It has been over 20 years since I left school to pursue a career in procrastination. That’s more than half my life ago. And it’s strange trying to compile those memories into something comprehensive. It’s all just fragmented images, pleasant ones for sure, just faded. It’s like trying to remember a time before my parents got divorced. Everybody reminisces about their days of misspent youth and the general anarchic brevity of adolescence, and it would seem that I am no different. I was never academically inclined, requiring supervision as well as “special needs” in primary school. A terminology that I suspect isn’t an accepted expression these days. For me, once you gain an adequate comprehension of maths, reading and writing, the rest of it is largely redundant. What school was really about was something that as I have gotten older has become a much more dormant ability: socialising. Specifically with that small, like minded ensemble to whom you could discuss all of the significant, all encompassing issues that only you guys really cared about.
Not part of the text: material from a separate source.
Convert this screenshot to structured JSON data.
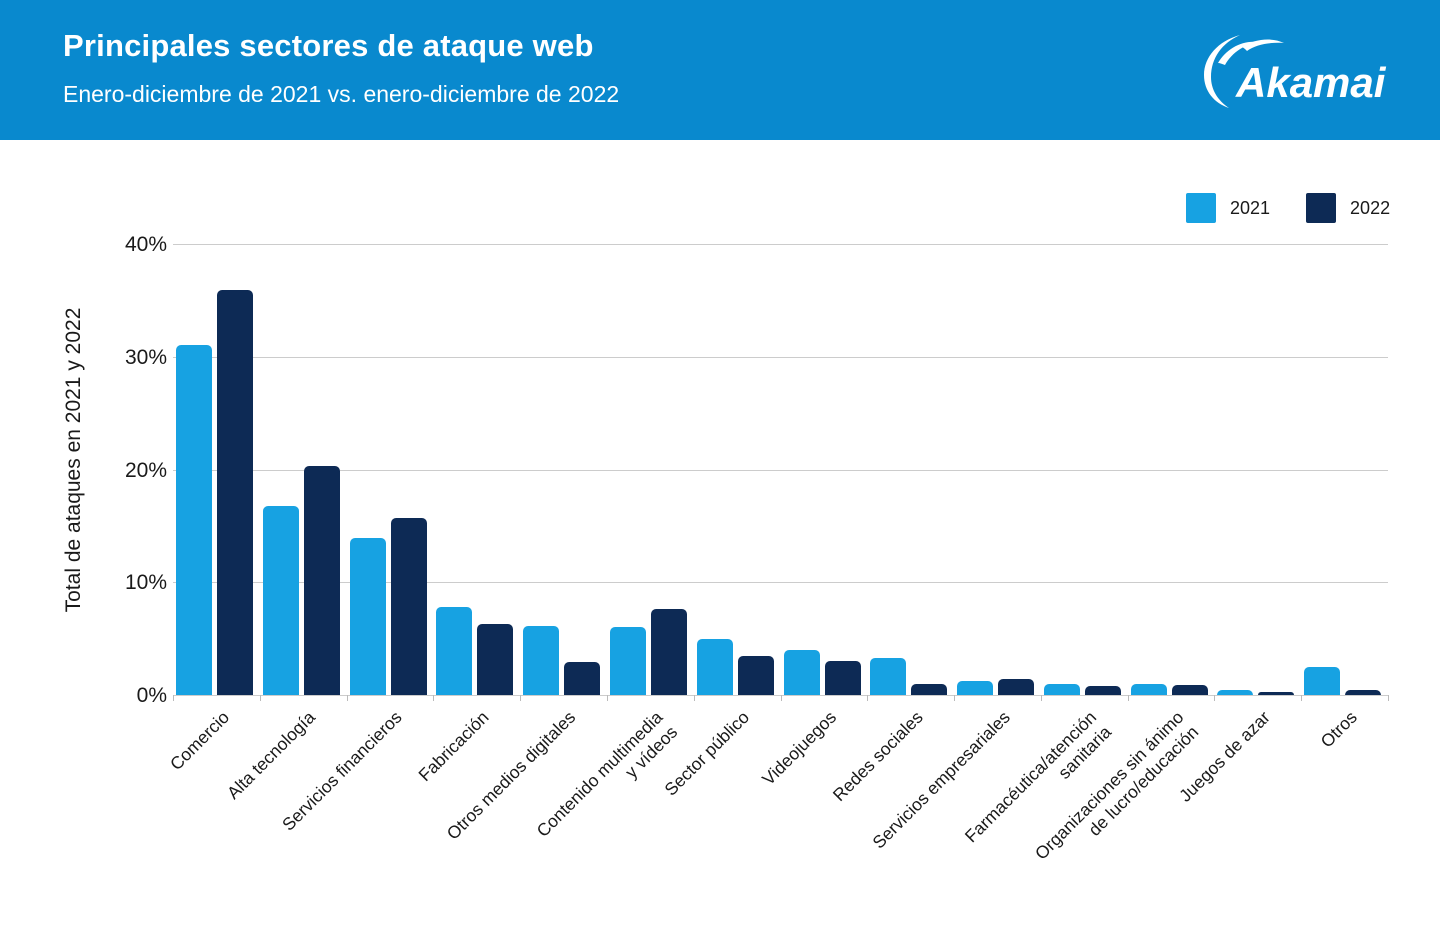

Our everyday morning routine, besides the statutory profane greeting, was to dissect the previous evenings episode of “The Simpsons”. It could be an episode we had seen a dozen times before, it didn’t matter. Our enthusiasm in analysing every comical detail or reciting reams of dialogue never diminished. We discussed our mutual attraction to the only female, teacher or otherwise in what was an all boys school. Debating how each of us could court her, from infantile to borderline predatory means of seduction. As someone that gained notoriety for never doing my homework, I would often rely on these conspirators to provide me with theirs, so I could copy it, changing it just enough to distinguish it from their own. In return I would assist others with their gaming dilemmas. Which often required them to bring in their respective PlayStation memory cards for me to borrow, and finish some difficult sections in “Resident Evil 2” or “Driver”. We’d all hang out during breaks, after school and on weekends. But since school ended, nothing.
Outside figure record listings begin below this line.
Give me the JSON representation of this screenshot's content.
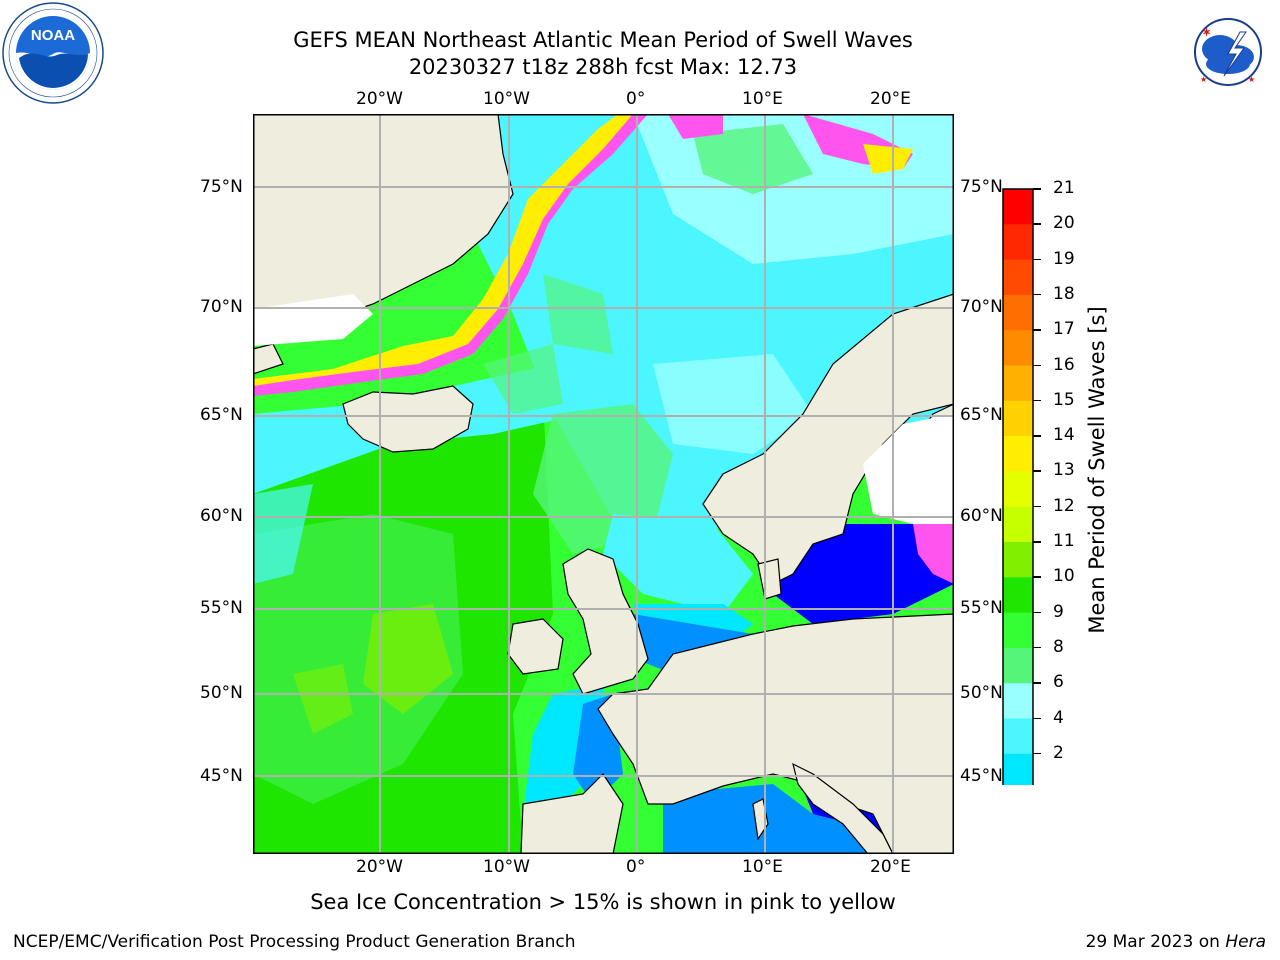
{
  "header": {
    "title_line1": "GEFS MEAN Northeast Atlantic Mean Period of Swell Waves",
    "title_line2": "20230327 t18z 288h fcst   Max: 12.73"
  },
  "logos": {
    "left": "NOAA",
    "left_ring_text": "NATIONAL OCEANIC AND ATMOSPHERIC ADMINISTRATION · U.S. DEPARTMENT OF COMMERCE",
    "right_ring_text": "NATIONAL WEATHER SERVICE"
  },
  "map": {
    "lon_labels": [
      "20°W",
      "10°W",
      "0°",
      "10°E",
      "20°E"
    ],
    "lat_labels": [
      "75°N",
      "70°N",
      "65°N",
      "60°N",
      "55°N",
      "50°N",
      "45°N"
    ]
  },
  "colorbar": {
    "title": "Mean Period of Swell Waves [s]",
    "ticks": [
      "21",
      "20",
      "19",
      "18",
      "17",
      "16",
      "15",
      "14",
      "13",
      "12",
      "11",
      "10",
      "9",
      "8",
      "6",
      "4",
      "2"
    ],
    "colors": [
      "#ff0000",
      "#ff2800",
      "#ff4a00",
      "#ff6e00",
      "#ff8c00",
      "#ffb000",
      "#ffd200",
      "#ffee00",
      "#e6ff00",
      "#c6ff00",
      "#80f000",
      "#1ee600",
      "#33ff33",
      "#55f57a",
      "#99ffff",
      "#4cf6ff",
      "#00e8ff",
      "#0090ff",
      "#005aff",
      "#0000ff"
    ]
  },
  "footer": {
    "note": "Sea Ice Concentration > 15% is shown in pink to yellow",
    "left": "NCEP/EMC/Verification Post Processing Product Generation Branch",
    "date": "29 Mar 2023 on",
    "host": "Hera"
  }
}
It’s a story we can all relate too. Those short evocative years that seemed eternal, that shaped us into who we are today. But it does make me sad thinking about the friendships that were at one point everything. How we casually toss those friendships aside without a moment’s hesitation. Kinships that are now so obsolete, you barely even remember them. Just some profile pictures that you scroll past in your socials. Knowing that you will probably never see these people again and worse still, having no desire to do so? But we see this as just the natural trajectory of life. Growing up it seems, requires abandoning everything that made you a kid.